It was my first pregnancy. I was excited and I had told, well, everyone. When it ended abruptly a few weeks later, I had to go around and untell everyone. I found myself on the receiving end of all the “at leasts.” “At least you know you can get pregnant.” What? How does that help? I didn’t know if I could stay pregnant, and besides, I had all the hope and expectation building for that pregnancy. “Jesus will raise your baby for you.” I wanted to raise that baby, but okay. “At least if this had to happen it was early.” I get that the later it gets the harder it is physically and emotionally, but can we sit with my pain here and now?
These “at leasts” were people distancing themselves from my pain and loss because we as a society don’t know how to sit with people in grief. We don’t want to hear about chronic illness with no cure. We don’t want to admit that control is an illusion; life is unpredictable and often brutal; and for every moment of intense joy we experience, there’s at least one of intense sorrow as well. Only a few friends knew how to sit with me and just let me be how I needed to be.
I grew up in conservative, evangelical/fundamentalist circles, but it was in a Psalms class in seminary where the Psalms of lament first struck me. I’d read them before but had no framework to attach them to, so they didn’t make much of an impression. With a pseudo-theological framework of prosperity and positivity, even in those churches that didn’t claim to be part of the prosperity gospel in name, there was a general feeling that you didn’t talk about your struggles. To be a Christian was to be blessed, therefore you weren’t supposed to have big difficulties.
Sarah Bessey recently wrote on Facebook, “But I grew up in a faith tradition that so highly valued ‘our confession’ that people could hardly name a thing for what it was: you weren’t sick, you were ‘coming down with a healing, bless God.’ Which is super unhealthy and can be weaponized against us.” All sickness whether physical or mental was viewed as something to be healed. If you weren’t healed, had you enough faith? There was no room to ask what God was doing even though the Psalms show us that this type of questioning is a normal part of a relationship with her. (Side note: I bet if we regularly used female pronouns for God, people would get comfortable really fast with questioning God. Does God really have the expertise to be doing what God is doing?)
The writers of the Psalms frequently both ask God questions and blame God for inaction. Almost one third of the Psalms can be categorized as Psalms of lament—a significant percentage that ought to make us realize lament is not just allowed for people of faith: it is required.
Without lament we don’t have a vehicle for repentance and we can’t move into shalom. We become stuck trying to prop up the swiftly crumbling facade that everything is okay. And this is one of the ways in which church reflects culture reflects church. America’s rugged individualism belies the necessity of community and interconnectedness, stranding each of us on our solitary islands, waving to each other and claiming everything is just fine. Better than fine. We’re #blessed.
In the midst of a pandemic that ought to force us to rethink almost everything, what do those in the culture most closely identified with the pseudo-theology that is American Evangelicalism do? They go out and demand everything be opened. They trend #faithoverfear as though those are mutually exclusive. And it shouldn’t escape notice these are white evangelicals, who are either unwilling or incapable of confronting the endemic sin of racism that puts people of color in jobs they can’t quit and thus at higher risk of experiencing the ravages of this disease. As death tolls in some cities show 70-80% of the deaths are among the black and latinx populations, white evangelicals and conservatives run amok in our streets demanding access to restaurants and haircuts, free refills and movie theatres even as healthcare workers end their own lives—lost to the battle they couldn’t win, overwhelmed by a tide of deaths they could not staunch.

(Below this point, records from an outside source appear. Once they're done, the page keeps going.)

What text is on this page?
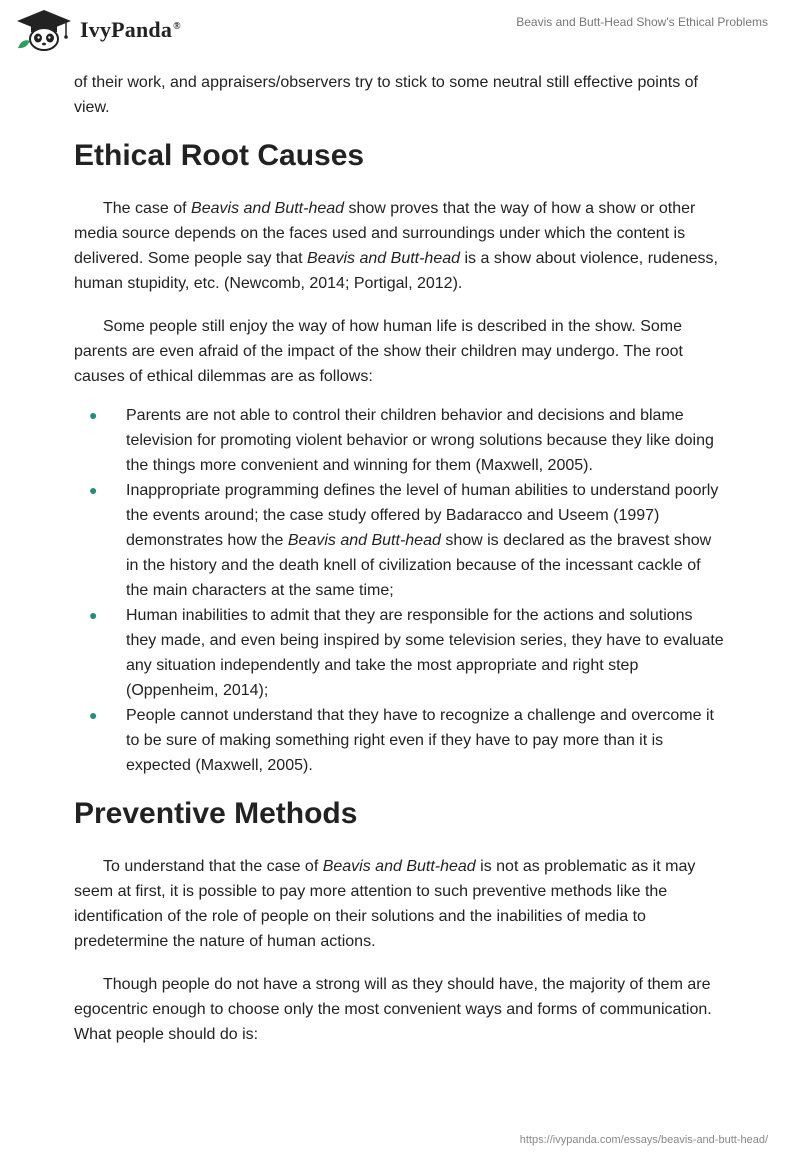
IvyPanda®	Beavis and Butt-Head Show's Ethical Problems

of their work, and appraisers/observers try to stick to some neutral still effective points of view.

Ethical Root Causes

The case of Beavis and Butt-head show proves that the way of how a show or other media source depends on the faces used and surroundings under which the content is delivered. Some people say that Beavis and Butt-head is a show about violence, rudeness, human stupidity, etc. (Newcomb, 2014; Portigal, 2012).

Some people still enjoy the way of how human life is described in the show. Some parents are even afraid of the impact of the show their children may undergo. The root causes of ethical dilemmas are as follows:

● Parents are not able to control their children behavior and decisions and blame television for promoting violent behavior or wrong solutions because they like doing the things more convenient and winning for them (Maxwell, 2005).
● Inappropriate programming defines the level of human abilities to understand poorly the events around; the case study offered by Badaracco and Useem (1997) demonstrates how the Beavis and Butt-head show is declared as the bravest show in the history and the death knell of civilization because of the incessant cackle of the main characters at the same time;
● Human inabilities to admit that they are responsible for the actions and solutions they made, and even being inspired by some television series, they have to evaluate any situation independently and take the most appropriate and right step (Oppenheim, 2014);
● People cannot understand that they have to recognize a challenge and overcome it to be sure of making something right even if they have to pay more than it is expected (Maxwell, 2005).
Preventive Methods

To understand that the case of Beavis and Butt-head is not as problematic as it may seem at first, it is possible to pay more attention to such preventive methods like the identification of the role of people on their solutions and the inabilities of media to predetermine the nature of human actions.

Though people do not have a strong will as they should have, the majority of them are egocentric enough to choose only the most convenient ways and forms of communication. What people should do is:

https://ivypanda.com/essays/beavis-and-butt-head/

READ: The Best I Can Do: A Lament for Lost Control
Our culture has always been willing to sacrifice the lives of those we deemed less. As long as this pandemic continues to affect people of color at higher rates, the less this event will directly impact white lives and families. History rhymes with itself because we as the dominant culture–as the white church–haven’t learned lament collectively or individually. Because of this, we have no framework to process or learn from this global event.
I can’t help but wonder, if we could access lament as a culture and a church, could we change what has become an inevitably partisan clash of ideals? Even among the more progressive-leaning churches and denominations, racial justice remains an enormous blindspot. We’ve not learned repentance because we haven’t learned to lament the actions of our ancestors. And without lament, we cannot bear to look in the face of what was done in our names. But until we do, we cannot right the wrongs and heal this nation.
Lament isn’t just about mourning the things that happen to us and to our friends: lament is a vehicle for repentance. Without lament we can’t get to justice. We need lament for our own sins as well as for the things that have happened to us.
Putting lament back into our framework gives us both a place to hang our current experience of collective grief and suffering and a way to work backwards through our history to lament the sins of our ancestors and our ongoing complicity with systemic racism. Only through lament can we discover how to repent and move towards justice. And only through lament can we discover the depths of love that lead us to work for true shalom.